Dell Hell continues to haunt the rarified heights of Round Rock, Texas.. Marketing Week in the UK ran an article this week on the phenomenon of Dell Hell and reaffirms the problems outlined in this blog over the last two years.
Dell has not only failed to turn around an abysmal history of poor customer service, they are failing to connect to the market place.
Dell takes a stance with shareholders which is very similar to what they did with my own computer problems (in reality, my daughters problems) which launched me into dell hell. That stance is simply "not our fault, go away...".
With shares hovering at $10 and sales in freefall, Dell continues to ignore legitimate complaints like mine, thus loosing millions of dollars (see an earlier blog on the cost of doing business with an unhappy customer) and further alienating valuable customers. What was the original solution to my problem? Simple, replace the faulty computer with a comparable model.
Instead Dell chose to hide behind lies, stonewalling and denial. GREAT plan Michael! You could have BOUGHT me a computer out of your own pocket at a cost to you personally of about 2 minutes of your work day... instead you passed the grief on to your shareholders and they are stuck with about $3 million in lost customer sales. Way to go Michael Dell.
You promised to turn it around, instead you are plowing it into the ground. Don't you think it is time to get real, get honest? I suggest you start with me, send me a computer and I will change my mind about the real path you have chosen and will begin to support you again.
Continue to ignore your customers and you will get more of the same, falling share price, falling market share and unsustainable pressure from the shareholders.
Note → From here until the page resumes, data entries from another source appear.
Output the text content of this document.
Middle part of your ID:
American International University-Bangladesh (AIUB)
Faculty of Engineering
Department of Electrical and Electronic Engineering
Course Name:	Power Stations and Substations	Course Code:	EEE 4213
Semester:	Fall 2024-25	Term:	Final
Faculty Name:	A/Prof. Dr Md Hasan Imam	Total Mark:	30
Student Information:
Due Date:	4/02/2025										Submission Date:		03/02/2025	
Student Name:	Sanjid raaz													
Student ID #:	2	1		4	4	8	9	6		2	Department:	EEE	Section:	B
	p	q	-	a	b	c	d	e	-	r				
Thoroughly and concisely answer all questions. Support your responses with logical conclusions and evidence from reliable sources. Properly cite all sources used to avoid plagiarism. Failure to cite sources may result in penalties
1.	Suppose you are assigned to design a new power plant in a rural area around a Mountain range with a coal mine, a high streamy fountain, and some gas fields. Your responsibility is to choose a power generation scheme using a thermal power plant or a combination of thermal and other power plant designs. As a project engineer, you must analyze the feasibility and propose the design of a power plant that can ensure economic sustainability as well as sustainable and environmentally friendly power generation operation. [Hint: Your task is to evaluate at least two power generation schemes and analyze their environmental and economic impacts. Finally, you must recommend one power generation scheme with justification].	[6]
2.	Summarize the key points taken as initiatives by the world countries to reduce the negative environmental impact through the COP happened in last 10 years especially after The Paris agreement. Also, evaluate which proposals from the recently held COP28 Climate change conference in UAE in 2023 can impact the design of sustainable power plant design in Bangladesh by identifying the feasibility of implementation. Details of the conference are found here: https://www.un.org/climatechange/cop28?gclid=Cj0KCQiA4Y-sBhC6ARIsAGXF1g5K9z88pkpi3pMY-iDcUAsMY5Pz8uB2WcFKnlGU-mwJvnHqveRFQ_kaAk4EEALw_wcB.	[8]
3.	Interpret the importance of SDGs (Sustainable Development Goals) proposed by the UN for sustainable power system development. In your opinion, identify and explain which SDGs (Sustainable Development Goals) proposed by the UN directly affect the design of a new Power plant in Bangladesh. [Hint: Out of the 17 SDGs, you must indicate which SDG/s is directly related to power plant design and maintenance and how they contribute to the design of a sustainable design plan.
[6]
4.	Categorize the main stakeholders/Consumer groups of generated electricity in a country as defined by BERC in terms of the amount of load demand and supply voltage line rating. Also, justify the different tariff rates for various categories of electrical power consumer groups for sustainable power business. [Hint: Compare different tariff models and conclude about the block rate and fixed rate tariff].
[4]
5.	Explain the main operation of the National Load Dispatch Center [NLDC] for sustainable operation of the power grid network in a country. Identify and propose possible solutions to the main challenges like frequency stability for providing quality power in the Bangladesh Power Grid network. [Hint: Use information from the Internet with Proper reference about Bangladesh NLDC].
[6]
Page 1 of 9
You can choose to ignore me but you can't ignore them.
Which way will you play it Michael?
Oh, yeah... here is a quote for those too lazy to click on the link above to Marketing Week.
Senior executives, including chief marketing officer Erin Nelson, must tackle Dell’s fading reputation after a series of fiascos, particularly in the US. Earlier this month, US consumers sued Dell for false advertising and, after much legal wrangling, it agreed to pay $3.35m (£2.25m) to settle claims by 34 state attorneys general that it used deceptive financing and warranty practices in its US ads."